Nohar heard the slight whine of an electric motor. Then Bobby’s wheelchair made a sudden appearance through a gap in the shelving that was invisible from Nohar’s vantage point. The shelf Bobby rounded held nothing but oscilloscopes ranging in age from th
e obsolete to the archaic. Bobby wheeled forward and thrust his hand in Nohar’s direction. Nohar clasped it.
He released Nohar’s hand and maneuvered the chair around. “Let’s talk in my office.”
Nohar followed the chair as it wove its way through the acres of shelving. He smelled the omnipresent odor of old electronics—a combination of static dust, ozone, transformers, and old insulation. Shelves held dead picture tubes, keyboards, voice telephones, spools of cable—optical and otherwise—and rows and rows of nothing but old circuit boards. Mainframes were stacked against the walls like old footlockers filled with chips and wire.
Bobby’s office was defined by four shelves that met at right angles with a single gap in one corner that would have been difficult to detect if Nohar wasn’t looking for it. The shelves of electronics tended to camouflage themselves, any open space looking over more of the same. The illusion was of endless parallel rows, when the reality—demonstrated by their erratic maneuvering—was anything but.
His suspicions of the eccentric layout were confirmed by a rank of four monitors behind Bobby’s desk. The monitors were connected to security cameras looking down on the floor. The arrangement of shelves resembled nothing so much as a hedge maze.
Bobby whirred behind his desk—a rusty cabinet trailing optical cable, it had the Sony logo on it—and motioned to a chair that was another chunk of technoflotsam. Nohar sat down. It was hard to get comfortable, buttons in the armrests dug into his elbows.

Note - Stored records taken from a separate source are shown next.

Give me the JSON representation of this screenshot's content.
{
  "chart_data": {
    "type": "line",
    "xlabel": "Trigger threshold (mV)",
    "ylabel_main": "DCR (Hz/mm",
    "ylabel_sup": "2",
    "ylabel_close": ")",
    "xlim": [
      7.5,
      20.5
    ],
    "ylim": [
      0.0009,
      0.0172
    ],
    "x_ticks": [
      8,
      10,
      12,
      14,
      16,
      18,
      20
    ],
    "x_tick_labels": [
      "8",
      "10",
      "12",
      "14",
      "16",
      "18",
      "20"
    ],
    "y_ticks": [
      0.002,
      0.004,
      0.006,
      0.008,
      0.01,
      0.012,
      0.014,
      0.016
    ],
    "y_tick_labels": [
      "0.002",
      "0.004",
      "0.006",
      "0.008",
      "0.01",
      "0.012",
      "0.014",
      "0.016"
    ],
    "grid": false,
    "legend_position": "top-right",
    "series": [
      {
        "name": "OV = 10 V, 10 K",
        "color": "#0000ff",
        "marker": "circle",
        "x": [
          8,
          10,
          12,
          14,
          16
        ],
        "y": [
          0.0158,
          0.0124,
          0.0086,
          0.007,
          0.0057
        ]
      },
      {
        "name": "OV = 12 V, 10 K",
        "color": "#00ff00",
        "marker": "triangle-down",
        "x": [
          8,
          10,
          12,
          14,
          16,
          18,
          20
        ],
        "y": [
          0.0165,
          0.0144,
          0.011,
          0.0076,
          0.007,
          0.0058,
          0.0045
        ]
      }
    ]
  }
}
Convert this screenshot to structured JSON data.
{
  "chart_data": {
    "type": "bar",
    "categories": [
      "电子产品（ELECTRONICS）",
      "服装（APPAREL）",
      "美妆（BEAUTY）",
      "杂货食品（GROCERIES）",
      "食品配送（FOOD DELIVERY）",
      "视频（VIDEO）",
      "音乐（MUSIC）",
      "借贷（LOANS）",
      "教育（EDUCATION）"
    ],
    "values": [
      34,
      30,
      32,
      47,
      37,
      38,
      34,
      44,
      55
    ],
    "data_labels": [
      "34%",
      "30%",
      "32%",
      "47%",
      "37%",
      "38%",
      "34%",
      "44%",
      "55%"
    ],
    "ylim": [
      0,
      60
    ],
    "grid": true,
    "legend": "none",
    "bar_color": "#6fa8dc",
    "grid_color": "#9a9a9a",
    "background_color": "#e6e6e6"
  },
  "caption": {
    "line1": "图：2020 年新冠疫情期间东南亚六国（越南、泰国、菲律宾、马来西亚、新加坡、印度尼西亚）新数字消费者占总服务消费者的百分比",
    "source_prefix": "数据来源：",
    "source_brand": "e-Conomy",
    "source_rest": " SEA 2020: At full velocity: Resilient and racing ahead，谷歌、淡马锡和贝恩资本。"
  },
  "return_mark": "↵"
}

“We shouldn’t be bothered here. Now you can tell me what’s going on.”
Nohar told Bobby what was going on.
An hour later, Bobby leaned back in his wheelchair and shook his head. “I thought the shit had hit the fan with Nugoya. I guess there’s shit, and then there’s shit.”
Nohar had almost forgotten about his run-in with Nugoya.
“You picked the right politico to involve in this.” Bobby whirred around the desk toward one of the shelves. The shelf he picked was dominated by a large bell jar-looking thing; it sat on a sleek black box. Nohar recognized the box as an industrial card-reader. “Even though all politicians are slime.”